The exploration of the links between Munch and Rego led to the discovery of Drought (1953) by Rego’s son, Nick Willing. This never-before-exhibited work is impressive for an 18-year-old, and owes much to Munch, particularly his Inheritance (1897-99), “which shows a seated woman crying with a skeleton child, all painted green, in her lap,” per a 1951 letter by Rego to her mother in which she calls it her favorite in the Tate show. Drought borrows the subject but has more in common with The Scream (c.1910), for it features chunky strokes of red and yellow, and twisted alien features.
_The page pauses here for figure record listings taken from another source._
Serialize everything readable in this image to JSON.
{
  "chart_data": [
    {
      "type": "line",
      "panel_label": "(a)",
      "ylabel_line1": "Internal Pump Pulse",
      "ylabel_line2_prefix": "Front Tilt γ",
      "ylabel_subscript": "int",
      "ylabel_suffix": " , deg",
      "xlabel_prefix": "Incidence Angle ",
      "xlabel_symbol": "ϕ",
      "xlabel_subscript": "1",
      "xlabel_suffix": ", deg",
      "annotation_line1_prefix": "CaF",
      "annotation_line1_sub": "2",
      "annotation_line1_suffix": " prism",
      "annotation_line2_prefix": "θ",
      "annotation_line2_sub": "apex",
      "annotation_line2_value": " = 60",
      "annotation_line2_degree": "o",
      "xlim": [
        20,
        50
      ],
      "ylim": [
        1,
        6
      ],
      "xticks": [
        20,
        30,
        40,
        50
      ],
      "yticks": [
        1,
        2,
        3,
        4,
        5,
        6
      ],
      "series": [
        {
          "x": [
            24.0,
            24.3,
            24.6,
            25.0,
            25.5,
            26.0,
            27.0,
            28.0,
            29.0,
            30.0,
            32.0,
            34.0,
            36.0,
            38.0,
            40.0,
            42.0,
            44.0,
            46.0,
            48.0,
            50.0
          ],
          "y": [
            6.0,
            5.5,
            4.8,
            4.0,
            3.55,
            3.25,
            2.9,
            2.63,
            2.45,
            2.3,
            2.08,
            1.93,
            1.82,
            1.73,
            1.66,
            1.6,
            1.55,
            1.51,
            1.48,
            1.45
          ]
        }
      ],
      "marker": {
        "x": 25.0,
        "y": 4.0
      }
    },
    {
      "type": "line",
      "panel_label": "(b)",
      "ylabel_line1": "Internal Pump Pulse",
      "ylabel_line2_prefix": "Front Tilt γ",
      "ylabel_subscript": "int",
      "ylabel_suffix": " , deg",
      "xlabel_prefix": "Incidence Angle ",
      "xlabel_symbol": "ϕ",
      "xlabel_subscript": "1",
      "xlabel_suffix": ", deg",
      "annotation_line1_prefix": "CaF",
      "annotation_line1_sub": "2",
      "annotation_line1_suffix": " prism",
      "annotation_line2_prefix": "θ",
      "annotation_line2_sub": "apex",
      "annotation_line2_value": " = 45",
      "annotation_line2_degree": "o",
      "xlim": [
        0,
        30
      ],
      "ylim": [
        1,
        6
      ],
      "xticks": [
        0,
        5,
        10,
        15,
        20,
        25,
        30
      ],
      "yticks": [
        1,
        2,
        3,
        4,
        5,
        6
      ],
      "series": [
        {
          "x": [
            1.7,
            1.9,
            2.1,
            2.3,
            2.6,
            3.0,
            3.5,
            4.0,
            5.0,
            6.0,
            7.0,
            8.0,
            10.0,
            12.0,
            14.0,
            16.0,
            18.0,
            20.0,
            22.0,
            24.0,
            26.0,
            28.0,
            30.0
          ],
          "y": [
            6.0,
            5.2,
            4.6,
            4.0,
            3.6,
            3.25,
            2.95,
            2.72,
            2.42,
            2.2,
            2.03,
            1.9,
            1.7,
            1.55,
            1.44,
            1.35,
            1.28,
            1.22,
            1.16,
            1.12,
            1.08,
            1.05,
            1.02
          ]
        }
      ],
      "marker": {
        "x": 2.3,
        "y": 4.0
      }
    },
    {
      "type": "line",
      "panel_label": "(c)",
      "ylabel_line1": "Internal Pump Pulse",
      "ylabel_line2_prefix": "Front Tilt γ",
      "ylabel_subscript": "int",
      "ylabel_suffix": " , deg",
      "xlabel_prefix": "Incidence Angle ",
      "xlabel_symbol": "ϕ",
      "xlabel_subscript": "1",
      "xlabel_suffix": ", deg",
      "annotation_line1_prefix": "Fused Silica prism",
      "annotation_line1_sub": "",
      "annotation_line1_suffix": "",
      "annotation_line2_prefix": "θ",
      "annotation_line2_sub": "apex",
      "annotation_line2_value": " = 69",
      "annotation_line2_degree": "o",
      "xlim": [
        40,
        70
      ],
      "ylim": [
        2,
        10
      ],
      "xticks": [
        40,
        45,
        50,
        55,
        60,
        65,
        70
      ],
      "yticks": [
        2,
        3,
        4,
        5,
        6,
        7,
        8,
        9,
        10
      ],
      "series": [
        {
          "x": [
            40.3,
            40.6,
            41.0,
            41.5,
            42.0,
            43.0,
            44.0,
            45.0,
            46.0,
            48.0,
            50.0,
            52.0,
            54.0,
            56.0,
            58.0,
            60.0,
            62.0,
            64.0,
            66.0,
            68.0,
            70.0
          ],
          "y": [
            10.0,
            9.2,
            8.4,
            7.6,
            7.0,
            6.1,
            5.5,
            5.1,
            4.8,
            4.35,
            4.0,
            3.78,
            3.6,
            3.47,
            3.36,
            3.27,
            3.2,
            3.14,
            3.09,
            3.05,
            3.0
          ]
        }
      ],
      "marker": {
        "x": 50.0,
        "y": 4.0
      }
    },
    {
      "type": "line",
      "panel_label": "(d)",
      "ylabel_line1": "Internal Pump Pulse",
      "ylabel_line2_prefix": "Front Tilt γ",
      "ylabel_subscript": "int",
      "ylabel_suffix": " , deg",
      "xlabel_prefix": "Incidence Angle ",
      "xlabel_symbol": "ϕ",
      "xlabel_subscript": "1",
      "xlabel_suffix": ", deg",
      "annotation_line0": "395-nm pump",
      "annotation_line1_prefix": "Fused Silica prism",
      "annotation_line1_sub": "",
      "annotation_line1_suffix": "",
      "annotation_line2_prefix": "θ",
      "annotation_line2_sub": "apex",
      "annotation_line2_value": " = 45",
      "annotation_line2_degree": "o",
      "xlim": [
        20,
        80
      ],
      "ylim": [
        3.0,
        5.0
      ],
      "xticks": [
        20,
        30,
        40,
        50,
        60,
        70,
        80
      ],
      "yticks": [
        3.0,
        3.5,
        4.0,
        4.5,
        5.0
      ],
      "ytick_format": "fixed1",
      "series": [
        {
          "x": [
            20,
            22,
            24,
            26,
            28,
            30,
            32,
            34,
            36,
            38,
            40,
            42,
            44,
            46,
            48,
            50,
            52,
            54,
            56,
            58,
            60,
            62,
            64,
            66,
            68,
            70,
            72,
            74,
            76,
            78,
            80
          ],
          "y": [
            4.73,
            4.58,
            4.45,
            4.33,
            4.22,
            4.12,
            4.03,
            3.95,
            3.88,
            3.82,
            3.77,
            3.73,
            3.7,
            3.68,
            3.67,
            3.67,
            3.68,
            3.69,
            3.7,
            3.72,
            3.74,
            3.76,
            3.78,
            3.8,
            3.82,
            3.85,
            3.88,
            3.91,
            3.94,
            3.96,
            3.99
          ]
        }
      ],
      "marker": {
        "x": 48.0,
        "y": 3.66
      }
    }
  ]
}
Also in this show is Rego’s monumental Oratorio (2008-09), a three-meter-high wood cabinet with eight pastel panels surrounding a tableau of handmade papier-mâché orphan dolls. This was the work I saw in Venice so many years ago, and it has only grown more relevant since 2022. How nice it would be to exist in a world of consensual, everlasting love where children are always cherished.

Paula Rego: Dance Among Thorns” is on view at MUNCH in Oslo through August 2, 2026.